Due to the lack of movement it also creates a very slow pace to the game. Having to constantly move characters two squares at a time, even when nothing is around, prolongs the game needlessly. Holding the circle button speeds things up a little bit, but the moving of multiple units from one point of the map to the other get tedious because you have to physically move them. Something like a point-and-click system would have worked better for speeding up the game.
One aspect that was unique, and I enjoyed a lot because it gave some strategy to your choices, was the levelling up system. Stat points are not permanent, as in other RPGs.
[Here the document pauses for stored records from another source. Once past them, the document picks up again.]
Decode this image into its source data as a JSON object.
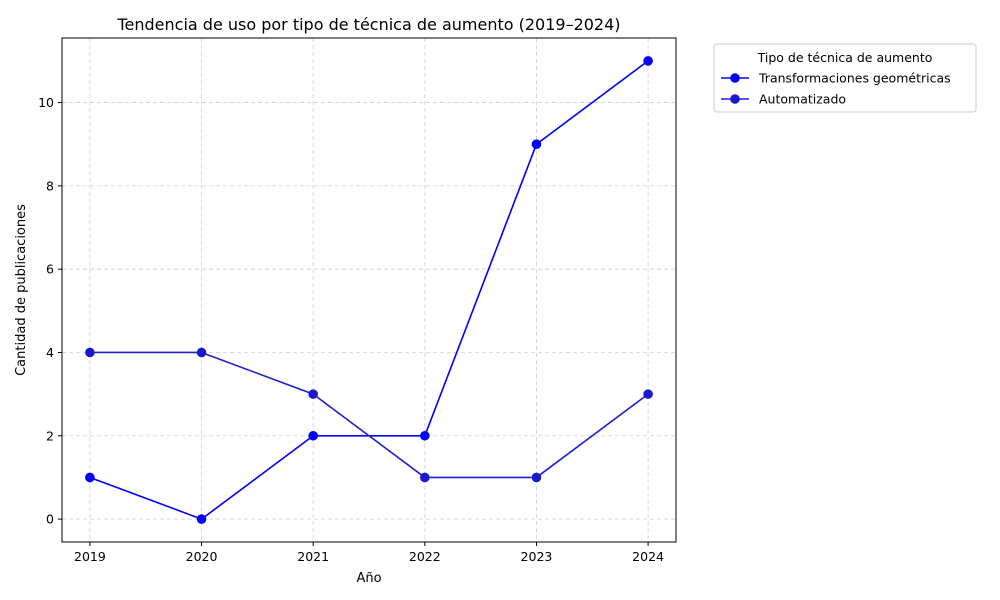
{
  "chart_data": {
    "type": "line",
    "title": "Tendencia de uso por tipo de técnica de aumento (2019–2024)",
    "xlabel": "Año",
    "ylabel": "Cantidad de publicaciones",
    "x": [
      2019,
      2020,
      2021,
      2022,
      2023,
      2024
    ],
    "x_tick_labels": [
      "2019",
      "2020",
      "2021",
      "2022",
      "2023",
      "2024"
    ],
    "y_ticks": [
      0,
      2,
      4,
      6,
      8,
      10
    ],
    "y_tick_labels": [
      "0",
      "2",
      "4",
      "6",
      "8",
      "10"
    ],
    "xlim": [
      2018.75,
      2024.25
    ],
    "ylim": [
      -0.55,
      11.55
    ],
    "grid": true,
    "legend": {
      "title": "Tipo de técnica de aumento",
      "placement": "outside-top-right"
    },
    "series": [
      {
        "name": "Transformaciones geométricas",
        "values": [
          1,
          0,
          2,
          2,
          9,
          11
        ],
        "color": "#0000ff",
        "marker_color": "#0000ff"
      },
      {
        "name": "Automatizado",
        "values": [
          4,
          4,
          3,
          1,
          1,
          3
        ],
        "color": "#1f1fcc",
        "marker_color": "#1a1acc"
      }
    ]
  }
}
When you level up you gain one point, or two in the case of Geoff, which are used to activate boxes on a grid. You can customize that character however you want. If something doesn’t work you can then take the points off at any time and put them into other categories. That mechanic works itself into that trial and error theme of the game.
This game was reviewed solely on PS Vita so in terms of graphics it is a bit lackluster, even for a handheld. The art portraits look beautifully drawn but that is the best you will get. Dungeons and areas are bland looking, and while not jagged they also do not look crisp to the naked eye. Character models are a little more refined but still appear like they would in a PS2 game. This game is obviously made to be about strategy rather than being the next visual masterpiece, so judge accordingly. They did make different weapons models which is a nice plus, especially since there are named weapons. Nothing is worse than equipment looking generic.
Sadly, the musical score comes out as bland as the graphics. Listening to it you can tell where you are and what you are doing but it does not come off as inspiring, as opposed to Mass Effect for example. You’ll be in a dungeon and get dungeon-sounding music, for example, but that is it. Booting up your kickass medieval playlist on YouTube would serve you better. The voice actors do make up for it by giving an inspiring performance. NIS published games are always known for their stellar casting and this is no exception.
Overall, Natural Doctrine is a game for those with masochistic gaming tendencies. The gameplay is slow and unforgiving and making mistakes is doubly time consuming. Gamers who can handle the grind will enjoy the world, but players who need a quicker paced SRPG are better served elsewhere.